他不着痕迹地停顿了一下,飞快地看了一眼林真,放慢了语气:
“范·梅森小姐的改装者和另外一个随从,在爆炸中从外头的平台上摔落。已经有两个小队乘坐悬浮车下去搜寻了。”
“我们现在海拔多高来着?”里奥问。
诺曼没有接话。
另一个保镖看了他一眼,赶紧替他找补:“三千零五十米。”
“哦——”里奥拖长了音,“'乐园'怎么把克隆体工厂建在山腰上呢?这石头锋利树木茂密的,摔下去,碰到哪儿都要削下一层肉啊。可惜了那个改装者了。我明儿个就投诉去。”
他说话时语调扬起,听起来不像是“投诉”,反倒像是“明儿个就给'乐园'送锦旗去'”,将幸灾乐祸表现了个十成十。
“真不好意思啊,真妮特。你身边是不是没人了啊?崔立!”
诺曼咬牙上前一步,仍用余光留意着林真。
“崔立,你多带几个人,去把这座山翻一遍。”里奥吩咐道。
“我——”诺曼正要拒绝,就听到连接里林真开口了:
“去找安恬和敏秀,我不会有事。
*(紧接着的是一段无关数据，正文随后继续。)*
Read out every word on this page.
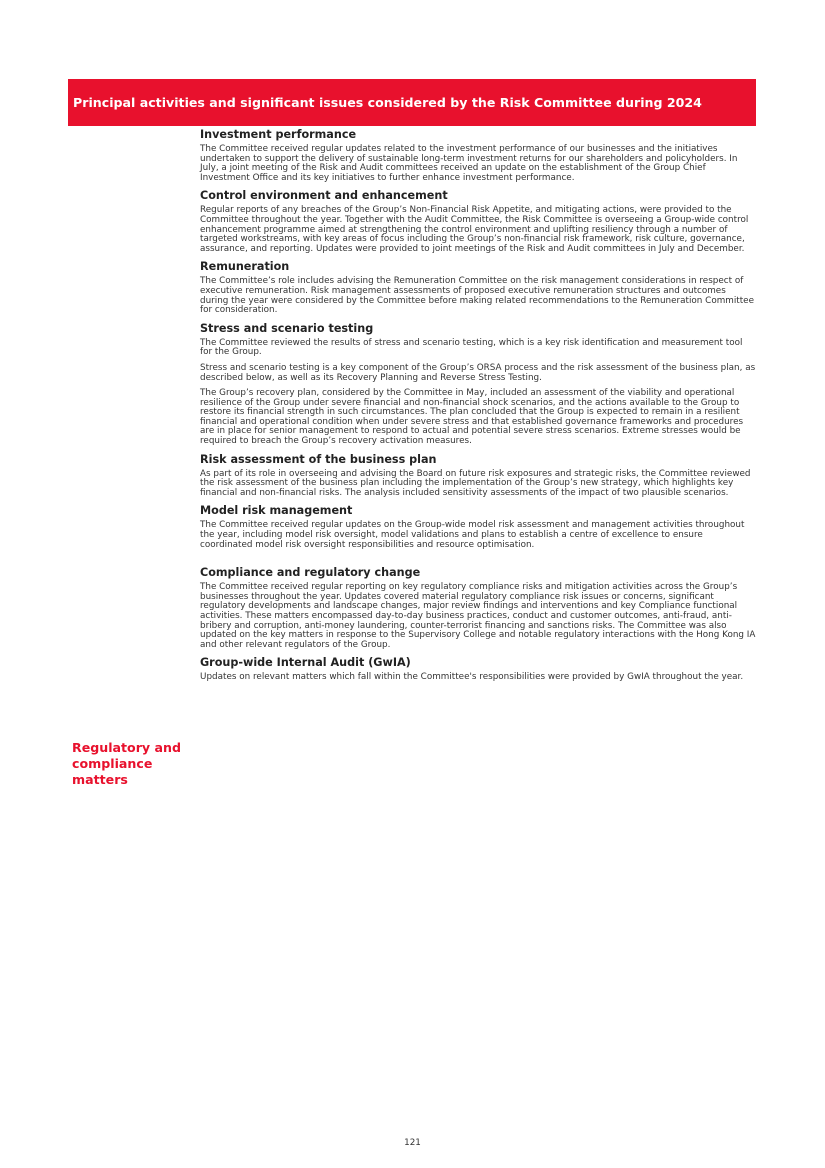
Principal activities and significant issues considered by the Risk Committee during 2024
Regulatory and compliance matters
Investment performance

The Committee received regular updates related to the investment performance of our businesses and the initiatives undertaken to support the delivery of sustainable long-term investment returns for our shareholders and policyholders. In July, a joint meeting of the Risk and Audit committees received an update on the establishment of the Group Chief Investment Office and its key initiatives to further enhance investment performance.

Control environment and enhancement

Regular reports of any breaches of the Group’s Non-Financial Risk Appetite, and mitigating actions, were provided to the Committee throughout the year. Together with the Audit Committee, the Risk Committee is overseeing a Group-wide control enhancement programme aimed at strengthening the control environment and uplifting resiliency through a number of targeted workstreams, with key areas of focus including the Group’s non-financial risk framework, risk culture, governance, assurance, and reporting. Updates were provided to joint meetings of the Risk and Audit committees in July and December.

Remuneration

The Committee’s role includes advising the Remuneration Committee on the risk management considerations in respect of executive remuneration. Risk management assessments of proposed executive remuneration structures and outcomes during the year were considered by the Committee before making related recommendations to the Remuneration Committee for consideration.

Stress and scenario testing

The Committee reviewed the results of stress and scenario testing, which is a key risk identification and measurement tool for the Group.

Stress and scenario testing is a key component of the Group’s ORSA process and the risk assessment of the business plan, as described below, as well as its Recovery Planning and Reverse Stress Testing.

The Group’s recovery plan, considered by the Committee in May, included an assessment of the viability and operational resilience of the Group under severe financial and non-financial shock scenarios, and the actions available to the Group to restore its financial strength in such circumstances. The plan concluded that the Group is expected to remain in a resilient financial and operational condition when under severe stress and that established governance frameworks and procedures are in place for senior management to respond to actual and potential severe stress scenarios. Extreme stresses would be required to breach the Group’s recovery activation measures.

Risk assessment of the business plan

As part of its role in overseeing and advising the Board on future risk exposures and strategic risks, the Committee reviewed the risk assessment of the business plan including the implementation of the Group’s new strategy, which highlights key financial and non-financial risks. The analysis included sensitivity assessments of the impact of two plausible scenarios.

Model risk management

The Committee received regular updates on the Group-wide model risk assessment and management activities throughout the year, including model risk oversight, model validations and plans to establish a centre of excellence to ensure coordinated model risk oversight responsibilities and resource optimisation.

Compliance and regulatory change

The Committee received regular reporting on key regulatory compliance risks and mitigation activities across the Group’s businesses throughout the year. Updates covered material regulatory compliance risk issues or concerns, significant regulatory developments and landscape changes, major review findings and interventions and key Compliance functional activities. These matters encompassed day-to-day business practices, conduct and customer outcomes, anti-fraud, anti-bribery and corruption, anti-money laundering, counter-terrorist financing and sanctions risks. The Committee was also updated on the key matters in response to the Supervisory College and notable regulatory interactions with the Hong Kong IA and other relevant regulators of the Group.

Group-wide Internal Audit (GwIA)

Updates on relevant matters which fall within the Committee's responsibilities were provided by GwIA throughout the year.

121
”
诺曼的手握成了拳头,在连接里道:
“你放屁,这种时候我怎么能让你一个人留下!”
“陆川,找到他们,带他们回来。只有我们所有人在一起,才能翻盘。”
比起诺曼的焦急,林真的语气平静极了。
她总是这样,形势越坏,语气越平静,像冰一样。
“陆川,我不会有事。”她再次催促道。
诺曼咬了咬牙,领了命令大步离开。
外头的天色已经暗下来,只有远处的“乐园”兀自灯火通明,如同群山腹地里的一轮明月,衬得群山愈发黑沉死寂。
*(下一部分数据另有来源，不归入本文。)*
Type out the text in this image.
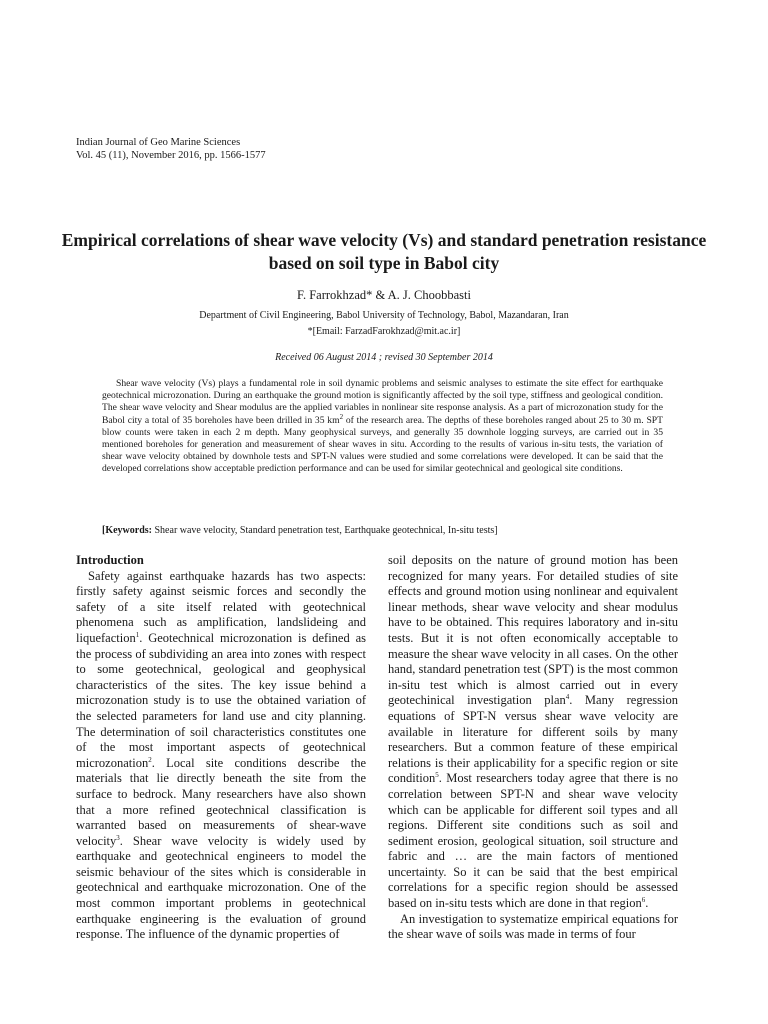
Indian Journal of Geo Marine Sciences
Vol. 45 (11), November 2016, pp. 1566-1577
Empirical correlations of shear wave velocity (Vs) and standard penetration resistance based on soil type in Babol city
F. Farrokhzad* & A. J. Choobbasti
Department of Civil Engineering, Babol University of Technology, Babol, Mazandaran, Iran
*[Email: FarzadFarokhzad@mit.ac.ir]
Received 06 August 2014 ; revised 30 September 2014
Shear wave velocity (Vs) plays a fundamental role in soil dynamic problems and seismic analyses to estimate the site effect for earthquake geotechnical microzonation. During an earthquake the ground motion is significantly affected by the soil type, stiffness and geological condition. The shear wave velocity and Shear modulus are the applied variables in nonlinear site response analysis. As a part of microzonation study for the Babol city a total of 35 boreholes have been drilled in 35 $km^2$ of the research area. The depths of these boreholes ranged about 25 to 30 m. SPT blow counts were taken in each 2 m depth. Many geophysical surveys, and generally 35 downhole logging surveys, are carried out in 35 mentioned boreholes for generation and measurement of shear waves in situ. According to the results of various in-situ tests, the variation of shear wave velocity obtained by downhole tests and SPT-N values were studied and some correlations were developed. It can be said that the developed correlations show acceptable prediction performance and can be used for similar geotechnical and geological site conditions.
[Keywords: Shear wave velocity, Standard penetration test, Earthquake geotechnical, In-situ tests]

Introduction

Safety against earthquake hazards has two aspects: firstly safety against seismic forces and secondly the safety of a site itself related with geotechnical phenomena such as amplification, landslideing and liquefaction$^1$. Geotechnical microzonation is defined as the process of subdividing an area into zones with respect to some geotechnical, geological and geophysical characteristics of the sites. The key issue behind a microzonation study is to use the obtained variation of the selected parameters for land use and city planning. The determination of soil characteristics constitutes one of the most important aspects of geotechnical microzonation$^2$. Local site conditions describe the materials that lie directly beneath the site from the surface to bedrock. Many researchers have also shown that a more refined geotechnical classification is warranted based on measurements of shear-wave velocity$^3$. Shear wave velocity is widely used by earthquake and geotechnical engineers to model the seismic behaviour of the sites which is considerable in geotechnical and earthquake microzonation. One of the most common important problems in geotechnical earthquake engineering is the evaluation of ground response. The influence of the dynamic properties of

soil deposits on the nature of ground motion has been recognized for many years. For detailed studies of site effects and ground motion using nonlinear and equivalent linear methods, shear wave velocity and shear modulus have to be obtained. This requires laboratory and in-situ tests. But it is not often economically acceptable to measure the shear wave velocity in all cases. On the other hand, standard penetration test (SPT) is the most common in-situ test which is almost carried out in every geotechinical investigation plan$^4$. Many regression equations of SPT-N versus shear wave velocity are available in literature for different soils by many researchers. But a common feature of these empirical relations is their applicability for a specific region or site condition$^5$. Most researchers today agree that there is no correlation between SPT-N and shear wave velocity which can be applicable for different soil types and all regions. Different site conditions such as soil and sediment erosion, geological situation, soil structure and fabric and … are the main factors of mentioned uncertainty. So it can be said that the best empirical correlations for a specific region should be assessed based on in-situ tests which are done in that region$^6$.

An investigation to systematize empirical equations for the shear wave of soils was made in terms of four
数架悬浮车打破了沉寂的夜色,交叉飞过,用探照灯扫过树木山石的阴影。
已经归巢的鸟被惊起,在林间仓皇逃窜。
树林被惊醒,枝桠摇动,如交缠的枯骨。
敏秀正缩在一丛灌木下。这也不知是什么灌木,盘踞在岩石缝里,底下刚好留出能藏两个人的空洞。
探照灯的光从上方划过,被密密层层的枝叶挡住,只有细碎的光斑一闪而过。
可他的心里还是一紧。
到现在,他依旧不知道发生了什么。在坠落途中,他的终端不知所踪,安恬的被石头磕坏了,他就此与林真和诺曼失去了联系。
也许诺曼也在搜寻的队伍里,可他不敢赌。
当他被林雪打晕,然后在工厂里惊醒时,他和旁边的一个保镖对上了视线。对方愣了一下,然后冲其他保镖惊喜地喊道:“是他。少爷要他!抓住他!”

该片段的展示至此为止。